4. Words on Canvas - a writing competition for college students, where they are asked to write a piece of poetry that was inspired by something in the museum's collection. Submissions become bonus interpretive text/labels for their associated objects. I've seen this done and it is VERY effective.
5. Member Preview Day - open house for members only, to launch new exhibits. Perk for members and a way for the museum to test out the flow and effectiveness of the new exhibit. Win-win. I've worked these events and you can definitely learn a lot by watching how people interact with each other, the space and exhibit.
6. SPARK! Cultural Programming for People with Memory Loss - for people with early to mid-stage memory loss and their caregivers, participants do basic activities that help with cognitive functions and maintaining motor skills, and talk about community history and old photos.
7. Culture Me Mine Date Night - something for couples, but could easily work for pairs or small groups. A scavenger hunt, game show-style quiz, and craft activity make this a fun night out. 
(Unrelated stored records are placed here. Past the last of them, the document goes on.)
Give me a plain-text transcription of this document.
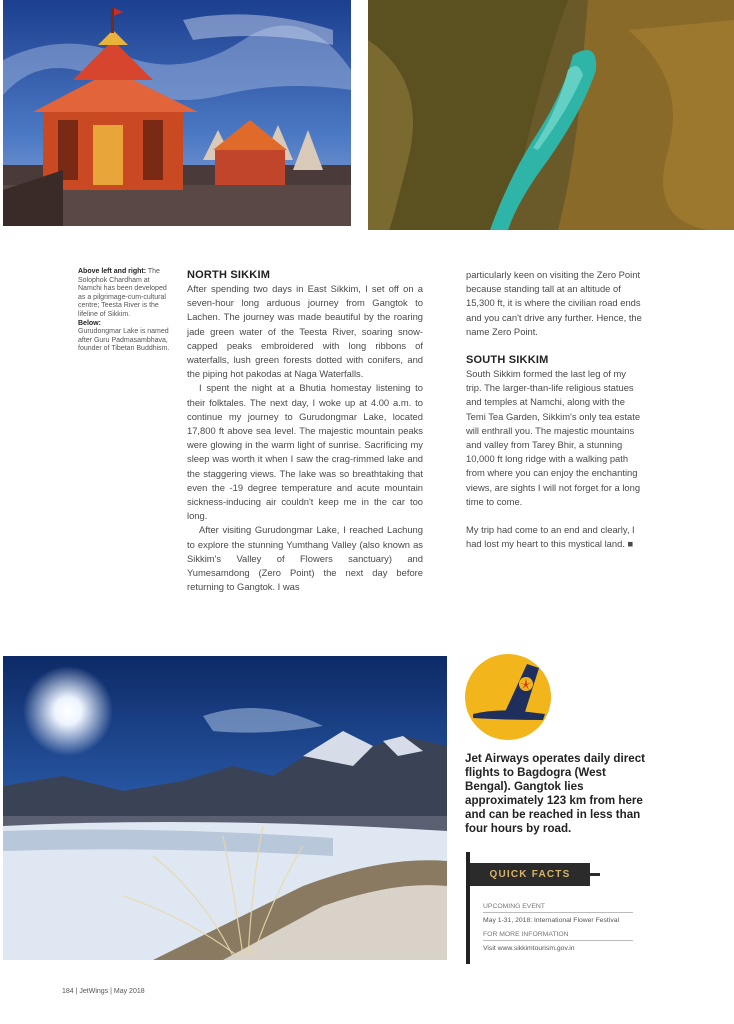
Above left and right: The Solophok Chardham at Namchi has been developed as a pilgrimage-cum-cultural centre; Teesta River is the lifeline of Sikkim.
Below:
Gurudongmar Lake is named after Guru Padmasambhava, founder of Tibetan Buddhism.
NORTH SIKKIM

After spending two days in East Sikkim, I set off on a seven-hour long arduous journey from Gangtok to Lachen. The journey was made beautiful by the roaring jade green water of the Teesta River, soaring snow-capped peaks embroidered with long ribbons of waterfalls, lush green forests dotted with conifers, and the piping hot pakodas at Naga Waterfalls.

I spent the night at a Bhutia homestay listening to their folktales. The next day, I woke up at 4.00 a.m. to continue my journey to Gurudongmar Lake, located 17,800 ft above sea level. The majestic mountain peaks were glowing in the warm light of sunrise. Sacrificing my sleep was worth it when I saw the crag-rimmed lake and the staggering views. The lake was so breathtaking that even the -19 degree temperature and acute mountain sickness-inducing air couldn't keep me in the car too long.

After visiting Gurudongmar Lake, I reached Lachung to explore the stunning Yumthang Valley (also known as Sikkim's Valley of Flowers sanctuary) and Yumesamdong (Zero Point) the next day before returning to Gangtok. I was

particularly keen on visiting the Zero Point because standing tall at an altitude of 15,300 ft, it is where the civilian road ends and you can't drive any further. Hence, the name Zero Point.

SOUTH SIKKIM

South Sikkim formed the last leg of my trip. The larger-than-life religious statues and temples at Namchi, along with the Temi Tea Garden, Sikkim's only tea estate will enthrall you. The majestic mountains and valley from Tarey Bhir, a stunning 10,000 ft long ridge with a walking path from where you can enjoy the enchanting views, are sights I will not forget for a long time to come.

My trip had come to an end and clearly, I had lost my heart to this mystical land. ■

Jet Airways operates daily direct flights to Bagdogra (West Bengal). Gangtok lies approximately 123 km from here and can be reached in less than four hours by road.
QUICK FACTS
UPCOMING EVENT
May 1-31, 2018: International Flower Festival
FOR MORE INFORMATION
Visit www.sikkimtourism.gov.in
184 | JetWings | May 2018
8. Poetry N' Rhythm - a monthly open-mic event where musicians, artists, storytellers etc. are invited to share their talent. Anyone else think this sounds a lot like some Celtic Colours events?
9. Nicole Carson Bonilla: A Cowgirl's Legacy - a personal storytelling of one family's western experience. Hunley says it best, "every community contains characters with unexpected and even surprising stories. These life histories provide commentary and new viewpoints on historic narratives and changing community cultures."
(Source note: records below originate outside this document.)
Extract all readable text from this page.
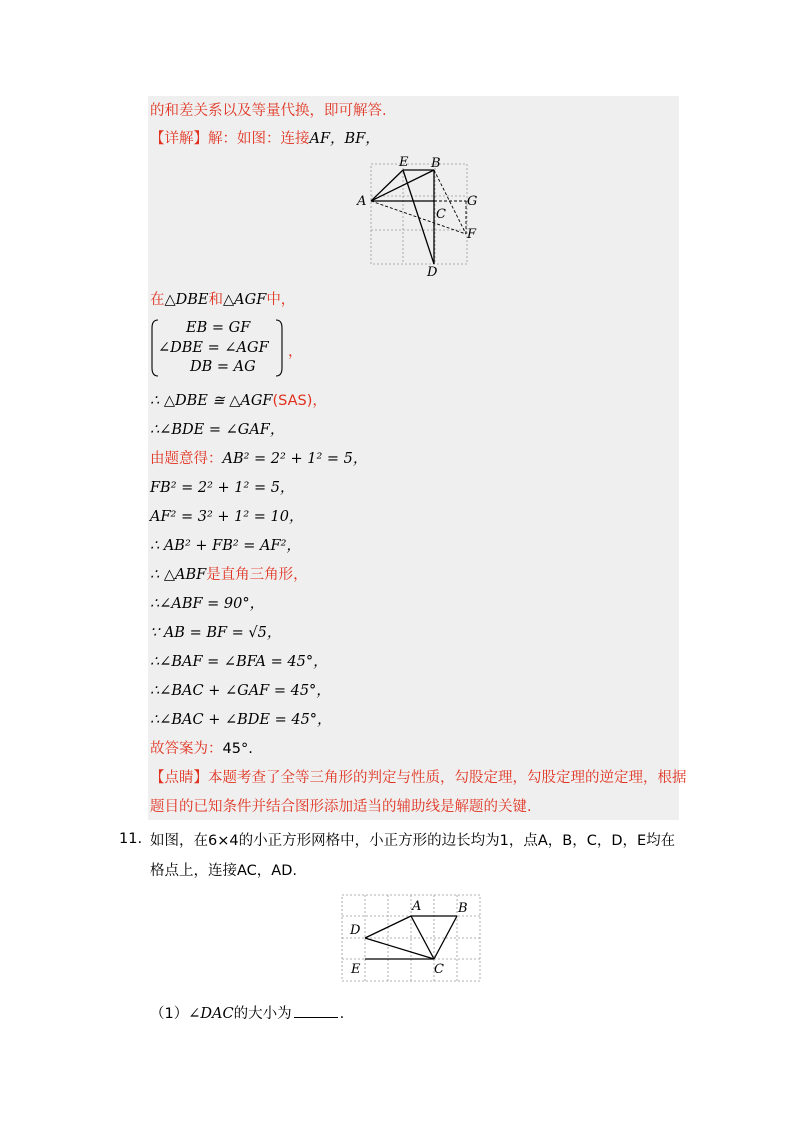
的和差关系以及等量代换，即可解答.
【详解】解：如图：连接AF，BF，
E B
A	G
C
F
D
在△DBE和△AGF中，
EB = GF
∠DBE = ∠AGF
DB = AG
，
∴ △DBE ≅ △AGF(SAS)，
∴∠BDE = ∠GAF，
由题意得：AB² = 2² + 1² = 5，
FB² = 2² + 1² = 5，
AF² = 3² + 1² = 10，
∴ AB² + FB² = AF²，
∴ △ABF是直角三角形，
∴∠ABF = 90°，
∵ AB = BF = √5，
∴∠BAF = ∠BFA = 45°，
∴∠BAC + ∠GAF = 45°，
∴∠BAC + ∠BDE = 45°，
故答案为：45°.
【点睛】本题考查了全等三角形的判定与性质，勾股定理，勾股定理的逆定理，根据
题目的已知条件并结合图形添加适当的辅助线是解题的关键.
11. 如图，在6×4的小正方形网格中，小正方形的边长均为1，点A，B，C，D，E均在
格点上，连接AC，AD.
A	B
D
E	C
（1）∠DAC的大小为	.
10. Echoes of the Past Cemetery Tours - costumed volunteers portray people who are interred in the cemetery and share their life stories with participants. I've played one of these characters and also hear about this happening in multiple NS communities.
11. Star Parties - community stargazing! As simple or as complex as you want, provided someone can help people read the sky, and come up with a few simple activities and/or challenges. 
12. Veterans Day Program - similar to the cowgirl legacy above, this program invites veterans to share their stories and experiences, and create their own personal shadowbox exhibit.
13. Yule Log Hunt - a community scavenger hunt, where people solve local history riddles to find the hiding spot of the log. The yule log could be swapped out for almost any sort of identifiable local item.

So those are my highlights. I hope they sound interesting. 
If you want to have a sneak peek, there is a preview available through Google Books.